Fallait qu'on garde la tête froide et qu'on vide notre cervelle de toutes ces sales idées de vengeance. Il y avait une livraison importante. Le reste... pfui.

- Et Hassan ?

- Ah merde, j'ai oublié de te dire. Ils sont là pour 18h, sûr. Faut les attendre au garage. A l'intérieur, avec la porte entrouverte. Comme d'hab' quoi.

- Ok.

- Et je suis passé chez Fred. Pour le deuxième garage. M'a filé les clés d'un truc qui claque, à la lisière des collines. Une bonne porte, pas trop de voisinage. Tout est payé pour 6 mois, sous un nom bidon bien sûr.

- Cool. Dès l'arrivée des gars, tu tries sur place avec Laurent, j'irai avec Hassan à la nouvelle planque. Ou l'inverse. Bref, on s'en tape. Ensuite on se retrouve chez moi.

- Pas de soucis patronne.

- Tu sais que t'assures Rasta man ?

- C'est pas moi. C'est Jah.

Il m'avait ramené ma banane. Je fouillais. Dedans, il y avait toujours les liasses de Saveljic. Merde, j'étais pas passée à la banque. Tant pis. On claquerait du cash, pour une fois. Je pris 5 biftons de 50, que je mis dans la poche kangourou du sweat de David.

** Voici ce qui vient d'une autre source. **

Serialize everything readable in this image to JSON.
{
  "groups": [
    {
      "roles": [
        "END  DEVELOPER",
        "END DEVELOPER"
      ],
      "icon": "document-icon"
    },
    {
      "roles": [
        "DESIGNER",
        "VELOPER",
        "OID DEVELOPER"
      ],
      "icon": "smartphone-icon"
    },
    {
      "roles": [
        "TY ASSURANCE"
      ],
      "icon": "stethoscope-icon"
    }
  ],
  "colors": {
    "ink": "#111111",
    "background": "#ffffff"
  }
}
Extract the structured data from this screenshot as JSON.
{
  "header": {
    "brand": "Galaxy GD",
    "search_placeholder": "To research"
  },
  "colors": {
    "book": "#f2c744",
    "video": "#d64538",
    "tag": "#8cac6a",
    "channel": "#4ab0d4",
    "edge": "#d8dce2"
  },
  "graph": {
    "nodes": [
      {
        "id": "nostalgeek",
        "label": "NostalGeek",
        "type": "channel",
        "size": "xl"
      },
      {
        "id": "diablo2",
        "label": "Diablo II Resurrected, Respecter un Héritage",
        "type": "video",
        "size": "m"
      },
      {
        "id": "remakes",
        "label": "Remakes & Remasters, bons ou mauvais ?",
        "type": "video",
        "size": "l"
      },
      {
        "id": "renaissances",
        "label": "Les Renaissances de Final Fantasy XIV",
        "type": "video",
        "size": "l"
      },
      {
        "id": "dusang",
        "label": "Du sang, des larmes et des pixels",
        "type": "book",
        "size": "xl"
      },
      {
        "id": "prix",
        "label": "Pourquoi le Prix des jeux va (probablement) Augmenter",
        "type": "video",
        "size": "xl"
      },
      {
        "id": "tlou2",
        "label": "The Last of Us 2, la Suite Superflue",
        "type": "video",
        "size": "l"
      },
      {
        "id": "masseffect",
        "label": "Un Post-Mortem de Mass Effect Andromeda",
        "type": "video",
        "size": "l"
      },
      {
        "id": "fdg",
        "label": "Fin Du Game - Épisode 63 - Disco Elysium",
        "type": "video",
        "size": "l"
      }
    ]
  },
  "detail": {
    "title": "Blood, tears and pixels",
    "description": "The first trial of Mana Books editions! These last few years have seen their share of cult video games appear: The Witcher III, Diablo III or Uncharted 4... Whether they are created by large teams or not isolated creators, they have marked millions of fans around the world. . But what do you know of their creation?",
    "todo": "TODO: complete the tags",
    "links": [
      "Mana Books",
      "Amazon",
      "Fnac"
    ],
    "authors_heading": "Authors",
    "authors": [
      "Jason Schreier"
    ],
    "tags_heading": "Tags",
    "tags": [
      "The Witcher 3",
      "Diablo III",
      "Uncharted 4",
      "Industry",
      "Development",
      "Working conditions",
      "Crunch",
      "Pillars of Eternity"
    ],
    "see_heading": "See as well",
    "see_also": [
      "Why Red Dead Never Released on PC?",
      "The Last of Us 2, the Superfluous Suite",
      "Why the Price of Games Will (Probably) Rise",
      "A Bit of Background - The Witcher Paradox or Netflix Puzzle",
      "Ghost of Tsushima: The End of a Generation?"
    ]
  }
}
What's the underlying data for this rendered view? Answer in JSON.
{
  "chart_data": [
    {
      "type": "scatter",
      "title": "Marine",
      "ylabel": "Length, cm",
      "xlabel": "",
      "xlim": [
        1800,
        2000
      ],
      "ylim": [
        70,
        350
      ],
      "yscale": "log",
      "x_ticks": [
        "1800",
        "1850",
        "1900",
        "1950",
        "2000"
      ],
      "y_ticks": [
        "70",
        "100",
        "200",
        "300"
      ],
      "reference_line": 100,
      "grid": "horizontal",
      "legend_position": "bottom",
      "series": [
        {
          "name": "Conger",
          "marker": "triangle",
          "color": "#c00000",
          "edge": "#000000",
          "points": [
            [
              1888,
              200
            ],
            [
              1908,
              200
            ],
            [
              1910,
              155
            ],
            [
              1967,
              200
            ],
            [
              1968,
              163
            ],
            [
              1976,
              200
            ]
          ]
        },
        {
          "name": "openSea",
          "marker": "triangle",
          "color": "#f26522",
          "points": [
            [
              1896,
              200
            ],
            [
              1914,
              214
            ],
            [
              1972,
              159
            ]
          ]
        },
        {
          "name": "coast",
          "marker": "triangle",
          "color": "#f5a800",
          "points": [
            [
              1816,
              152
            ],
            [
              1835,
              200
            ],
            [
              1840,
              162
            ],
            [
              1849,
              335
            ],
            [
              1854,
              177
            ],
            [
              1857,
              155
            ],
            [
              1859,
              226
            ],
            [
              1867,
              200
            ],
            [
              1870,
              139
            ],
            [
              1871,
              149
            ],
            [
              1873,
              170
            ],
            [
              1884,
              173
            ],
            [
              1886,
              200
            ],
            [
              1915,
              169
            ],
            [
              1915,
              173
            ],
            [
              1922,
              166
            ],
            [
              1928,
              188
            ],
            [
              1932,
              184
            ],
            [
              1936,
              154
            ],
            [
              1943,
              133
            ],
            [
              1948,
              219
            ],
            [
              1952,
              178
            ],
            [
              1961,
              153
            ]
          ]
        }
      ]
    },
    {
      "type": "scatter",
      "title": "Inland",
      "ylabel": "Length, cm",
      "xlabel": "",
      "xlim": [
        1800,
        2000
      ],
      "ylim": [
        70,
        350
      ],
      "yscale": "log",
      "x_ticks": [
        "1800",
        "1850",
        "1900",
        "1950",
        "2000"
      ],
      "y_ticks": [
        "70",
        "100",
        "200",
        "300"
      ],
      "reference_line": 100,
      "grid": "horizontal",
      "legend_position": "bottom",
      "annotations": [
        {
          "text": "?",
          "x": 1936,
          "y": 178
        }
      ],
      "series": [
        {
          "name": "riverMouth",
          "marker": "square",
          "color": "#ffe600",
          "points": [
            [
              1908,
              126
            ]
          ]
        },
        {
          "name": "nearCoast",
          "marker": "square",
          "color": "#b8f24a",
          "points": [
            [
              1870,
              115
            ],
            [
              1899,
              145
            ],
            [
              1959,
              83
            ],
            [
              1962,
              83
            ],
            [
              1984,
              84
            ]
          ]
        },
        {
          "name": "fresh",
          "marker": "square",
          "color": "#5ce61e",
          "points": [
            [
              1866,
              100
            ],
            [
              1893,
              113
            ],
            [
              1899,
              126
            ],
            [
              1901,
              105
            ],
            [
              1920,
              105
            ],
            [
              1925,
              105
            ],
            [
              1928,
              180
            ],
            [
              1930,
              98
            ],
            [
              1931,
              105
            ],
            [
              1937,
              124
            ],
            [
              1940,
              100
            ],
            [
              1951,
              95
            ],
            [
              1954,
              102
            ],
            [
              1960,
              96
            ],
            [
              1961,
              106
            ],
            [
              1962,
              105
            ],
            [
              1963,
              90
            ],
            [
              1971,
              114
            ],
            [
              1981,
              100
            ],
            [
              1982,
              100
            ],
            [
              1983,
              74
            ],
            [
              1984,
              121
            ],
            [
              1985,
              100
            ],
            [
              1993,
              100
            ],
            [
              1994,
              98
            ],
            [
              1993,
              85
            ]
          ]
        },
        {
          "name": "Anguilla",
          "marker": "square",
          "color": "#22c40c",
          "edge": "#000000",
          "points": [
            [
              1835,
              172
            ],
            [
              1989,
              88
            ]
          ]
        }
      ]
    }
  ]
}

- Merci patronne. Faut pas.

-Si... comme ça tu pourras enfin me payer un verre.

 

On passa le reste de l'après-midi à glander chez moi. Il niqua tout le monde à la Play. Moi je rêvassais, complètement défoncée. Et je mis à divaguer, en pensant à Isabelle. C'était une sacrée belle femme. Et j'avais passé un très bon moment avec elle. De quoi effacer un peu la sale tronche de merde de Julie.

J'eus un sourire automatique. Rasta le vit, et il sourit aussi.

- Tu penses à ta nuit patronne ?

- Ouais. On peut rien te cacher.

Il ne dit rien de plus. Moi non plus.

Puis je filais dans ma piaule.

- Faut que je dorme un peu. Je suis à la ramasse et ce soir, faudra toute la lucidité nécessaire.

- Ca marche. Je garde la boutique.

Il dit ça en jetant un oeil sur le portable espagnol.

- Ok.

Je me mis au pieu. Bizarrement, je scotchai grave sur le canapé, mais une fois au lit, rien à faire. Pas moyen de dormir. Je finis par me palucher, en pensant à Isabelle. Je fantasmais avec les dernières images d'elle que j'avais. En tailleur, la grande classe. Femme d'affaires.